Learning Objectives
- Compare various performance objectives and measurements
A performance metric measures an organization’s behavior, activities, and performance. It should support a range of stakeholder needs from customers to shareholders to employees. While traditionally many metrics are finance based, inwardly focusing on the performance of the organization, metrics may also focus on the performance against customer requirements and value. In project management, performance metrics are used to assess the health of the project and consist of the measuring of seven criteria: safety, time, cost, resources, scope, quality, and actions.
A criticism of performance metrics is that when the value of information is computed using mathematical methods, it shows that even performance metrics professionals choose measures that have little value. This is referred to as the “measurement inversion”. For example, metrics seem to emphasize what organizations find immediately measurable—even if those are low value—and tend to ignore high value measurements simply because they seem harder to measure (whether they are or not).

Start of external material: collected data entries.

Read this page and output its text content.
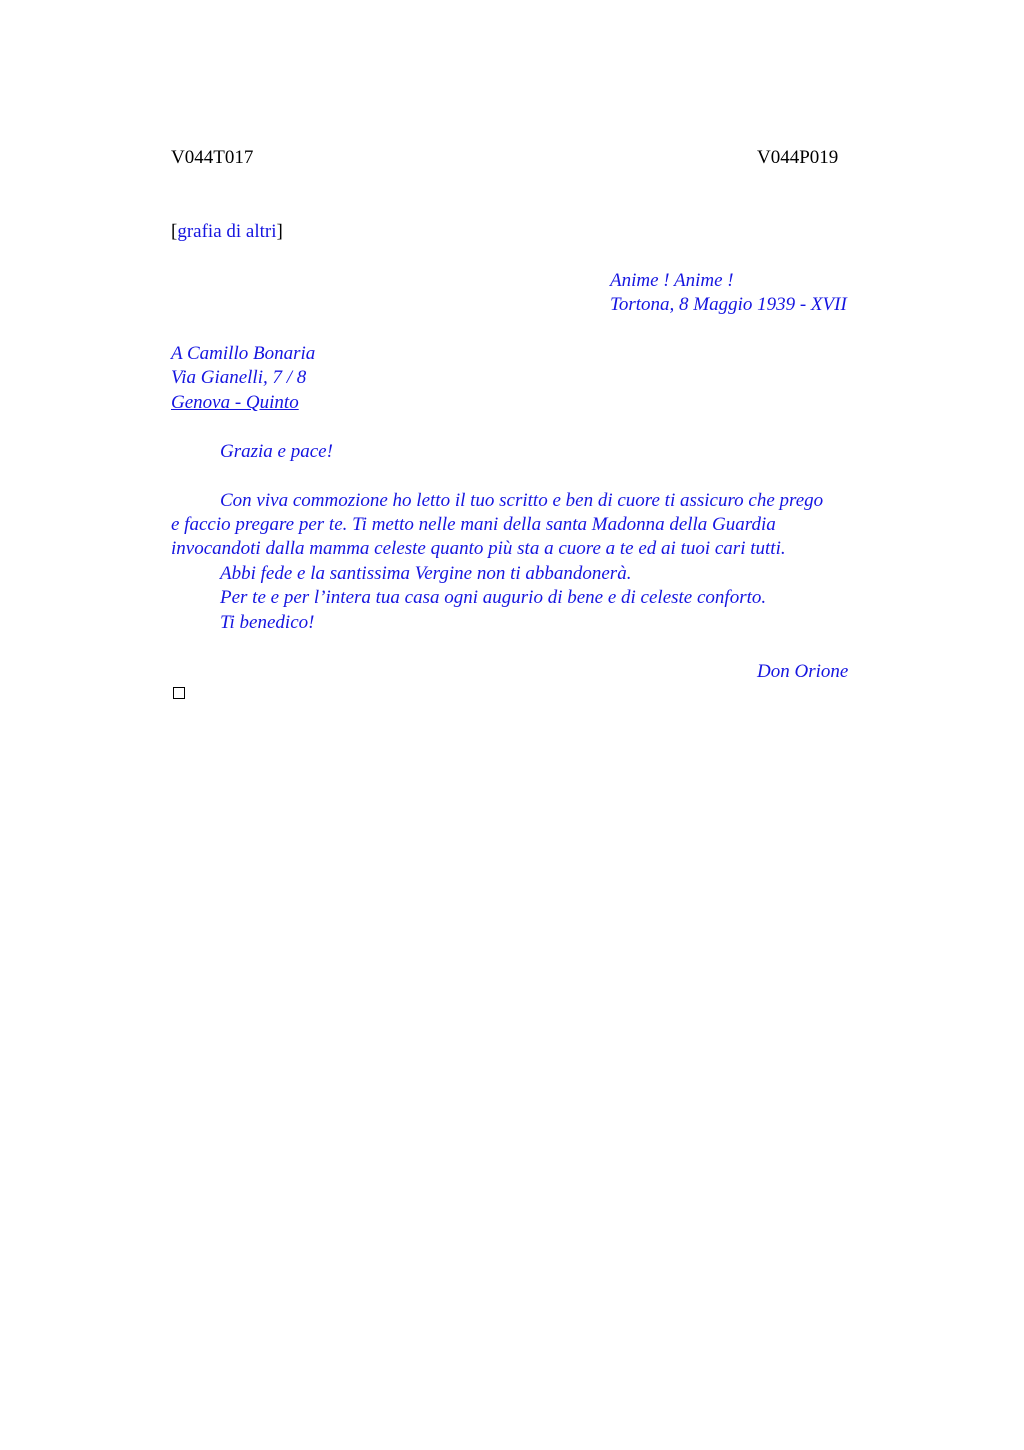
V044T017	V044P019
[grafia di altri]
Anime ! Anime !
Tortona, 8 Maggio 1939 - XVII
A Camillo Bonaria
Via Gianelli, 7 / 8
Genova - Quinto
Grazia e pace!
Con viva commozione ho letto il tuo scritto e ben di cuore ti assicuro che prego
e faccio pregare per te. Ti metto nelle mani della santa Madonna della Guardia
invocandoti dalla mamma celeste quanto più sta a cuore a te ed ai tuoi cari tutti.
Abbi fede e la santissima Vergine non ti abbandonerà.
Per te e per l’intera tua casa ogni augurio di bene e di celeste conforto.
Ti benedico!
Don Orione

To correct for the measurement inversion other methods, like applied information economics, introduce the “value of information analysis” step in the process so that metrics focus on high-value measures. Organizations where this has been applied find that they define completely different metrics than they otherwise would have and, often, fewer metrics. For projects, the effort to collect a metric has to be weighed against its value as projects are temporary endeavors performed with finite resources.
There are a variety of ways in which organizations may react to results. This may be to trigger specific activity relating to performance, such as an improvement plan, or to use the data merely for statistical information. Often closely tied in with outputs, performance metrics should usually encourage improvement, effectiveness, and appropriate levels of control.